If you improve the effectiveness and efficiency of your contract compliance monitoring processes and controls, it will result in improved business performance across the organization. The processes your organization can implement to increase the compliance of your business partners include:

  • Templates - A standard reporting template should be developed and implemented that will allow you to effectively monitor costs, best price guarantee payments and royalties. This reporting template should be included as an exhibit to the agreement.
  • Calendars – Generate a calendar for each agreement to manage when reports and payments are due, compared to when they are actually received or paid.
  • Standard operating procedures (SOPs) – Designate SOPs for consistency in handling situations where deviations from the agreement arise.
  • Key terms - An abstract of key terms and conditions should be in place for any agreement so that these can be used to review the reports and payments in a timely manner.
  • Trend analysis - A trend analysis for each revenue and cost component of the agreement should be developed to identify significant increases or decreases over the course of the agreement.
  • Frequent meetings - Monthly or quarterly meetings should take place internally to discuss the reporting provided to determine if expectations are being met and if communications with the agreement partner are needed.
  • Periodic audits - Implement a process and methodology to conduct periodic internal or external audits.

Contract compliance is an often overlooked facet of doing business, but the financial impact can be significant. Oftentimes, an organization is glad that the deal has been executed, but has not adequately planned on how the terms and conditions will be monitored. Awareness of potential issues is typically triggered by a material financial impact or if the reporting process has unexpectedly changed.

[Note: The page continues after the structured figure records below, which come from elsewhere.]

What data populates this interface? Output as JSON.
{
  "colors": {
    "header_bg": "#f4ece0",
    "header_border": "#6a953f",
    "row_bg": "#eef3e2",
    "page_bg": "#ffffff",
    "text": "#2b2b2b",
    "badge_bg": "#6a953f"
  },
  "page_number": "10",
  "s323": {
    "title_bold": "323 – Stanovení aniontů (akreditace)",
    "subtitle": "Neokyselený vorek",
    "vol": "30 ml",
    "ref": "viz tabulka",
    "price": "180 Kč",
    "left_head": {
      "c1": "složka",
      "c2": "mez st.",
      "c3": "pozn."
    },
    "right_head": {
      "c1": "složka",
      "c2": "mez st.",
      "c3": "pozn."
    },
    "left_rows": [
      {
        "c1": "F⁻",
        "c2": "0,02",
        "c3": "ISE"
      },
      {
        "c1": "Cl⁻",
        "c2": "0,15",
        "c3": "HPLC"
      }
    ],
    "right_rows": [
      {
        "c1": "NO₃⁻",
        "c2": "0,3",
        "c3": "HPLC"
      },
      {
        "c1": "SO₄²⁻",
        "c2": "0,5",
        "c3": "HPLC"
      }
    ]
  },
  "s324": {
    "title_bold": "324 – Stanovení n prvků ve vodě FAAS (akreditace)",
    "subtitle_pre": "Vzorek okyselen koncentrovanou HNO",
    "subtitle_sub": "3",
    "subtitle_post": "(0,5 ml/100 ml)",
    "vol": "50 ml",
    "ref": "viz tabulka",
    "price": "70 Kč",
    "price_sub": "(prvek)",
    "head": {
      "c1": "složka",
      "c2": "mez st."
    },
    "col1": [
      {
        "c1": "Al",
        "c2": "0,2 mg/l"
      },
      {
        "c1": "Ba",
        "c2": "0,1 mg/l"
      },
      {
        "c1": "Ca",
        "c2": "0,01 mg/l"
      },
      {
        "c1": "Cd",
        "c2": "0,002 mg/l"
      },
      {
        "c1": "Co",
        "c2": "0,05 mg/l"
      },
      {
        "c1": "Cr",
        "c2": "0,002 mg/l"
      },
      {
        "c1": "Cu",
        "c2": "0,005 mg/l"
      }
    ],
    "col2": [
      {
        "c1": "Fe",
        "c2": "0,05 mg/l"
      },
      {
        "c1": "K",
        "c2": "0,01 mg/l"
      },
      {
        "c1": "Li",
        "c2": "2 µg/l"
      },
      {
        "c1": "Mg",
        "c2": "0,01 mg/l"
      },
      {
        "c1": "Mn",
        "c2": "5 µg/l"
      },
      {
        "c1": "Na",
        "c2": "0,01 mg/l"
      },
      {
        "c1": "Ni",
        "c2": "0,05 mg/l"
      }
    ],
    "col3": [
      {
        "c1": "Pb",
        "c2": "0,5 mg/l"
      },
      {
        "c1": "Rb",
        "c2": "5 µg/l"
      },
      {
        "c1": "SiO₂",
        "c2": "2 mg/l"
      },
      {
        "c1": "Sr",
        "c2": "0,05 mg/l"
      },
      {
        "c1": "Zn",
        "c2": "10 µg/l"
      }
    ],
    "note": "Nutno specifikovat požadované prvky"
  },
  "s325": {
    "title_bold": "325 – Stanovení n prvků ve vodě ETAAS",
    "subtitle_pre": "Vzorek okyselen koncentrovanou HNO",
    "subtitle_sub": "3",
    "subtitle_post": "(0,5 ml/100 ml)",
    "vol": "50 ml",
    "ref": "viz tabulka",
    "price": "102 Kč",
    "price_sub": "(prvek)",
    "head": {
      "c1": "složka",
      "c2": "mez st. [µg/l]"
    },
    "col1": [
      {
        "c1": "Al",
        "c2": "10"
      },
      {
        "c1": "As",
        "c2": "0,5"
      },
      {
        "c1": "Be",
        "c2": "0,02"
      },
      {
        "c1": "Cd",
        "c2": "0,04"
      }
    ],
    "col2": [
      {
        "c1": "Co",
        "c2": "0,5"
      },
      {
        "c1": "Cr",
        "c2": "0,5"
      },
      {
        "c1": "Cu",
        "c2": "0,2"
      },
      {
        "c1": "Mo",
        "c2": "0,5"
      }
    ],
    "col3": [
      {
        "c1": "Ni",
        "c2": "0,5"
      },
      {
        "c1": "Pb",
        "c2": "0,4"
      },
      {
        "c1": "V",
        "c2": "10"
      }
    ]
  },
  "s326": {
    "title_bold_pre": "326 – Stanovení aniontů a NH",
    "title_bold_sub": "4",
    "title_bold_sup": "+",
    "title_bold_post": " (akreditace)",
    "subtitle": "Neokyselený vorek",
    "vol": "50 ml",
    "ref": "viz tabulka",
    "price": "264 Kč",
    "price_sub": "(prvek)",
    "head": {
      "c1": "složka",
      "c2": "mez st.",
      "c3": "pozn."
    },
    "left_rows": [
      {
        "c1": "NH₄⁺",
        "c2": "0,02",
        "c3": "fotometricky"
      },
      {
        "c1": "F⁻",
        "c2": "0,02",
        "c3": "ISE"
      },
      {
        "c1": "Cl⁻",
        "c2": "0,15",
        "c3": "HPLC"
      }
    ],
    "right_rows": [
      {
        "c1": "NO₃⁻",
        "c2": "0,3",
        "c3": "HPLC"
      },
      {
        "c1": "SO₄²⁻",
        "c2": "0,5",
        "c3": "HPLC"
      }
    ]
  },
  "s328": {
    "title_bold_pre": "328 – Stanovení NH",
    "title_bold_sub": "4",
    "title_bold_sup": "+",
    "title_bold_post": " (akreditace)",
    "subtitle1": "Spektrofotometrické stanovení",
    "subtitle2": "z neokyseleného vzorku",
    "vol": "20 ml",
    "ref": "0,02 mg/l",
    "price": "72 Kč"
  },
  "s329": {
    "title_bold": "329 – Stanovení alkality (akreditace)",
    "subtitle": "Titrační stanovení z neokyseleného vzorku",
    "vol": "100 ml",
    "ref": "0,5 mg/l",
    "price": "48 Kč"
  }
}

Being cognizant of these issues is critical as they may have an adverse impact on your profitability.

Businesses must be more attentive in monitoring the compliance of third-party contractual relationships. All companies should develop a formal contract review strategy to monitor compliance and ensure your partners are living up to the agreements. However, it is also beneficial to bring in an outside advisor to perform an investigation if you suspect any current or past contractual issues. This process evaluates each of your third-party agreements, details any noncompliance, quantifies any monetary findings and helps to induce future compliance and rectify any issues moving forward.

Overcharges or underpayments coupled with applicable interest and penalties related to noncompliance can result in substantial dollars recovered by this review. In many contracts, audit clauses dictate that if monetary findings exceed a certain percentage, the cost of the investigation shifts to the third party.

Every business is different, and third-party contracts are often unique and complex. With the volume of third-party relationships that many businesses maintain, you must have a process and controls in place to monitor contract compliance. Implementing proactive measures and undergoing periodic contractual compliance investigations helps ensure that your business partners are in compliance, and they are meeting their financial obligations to you.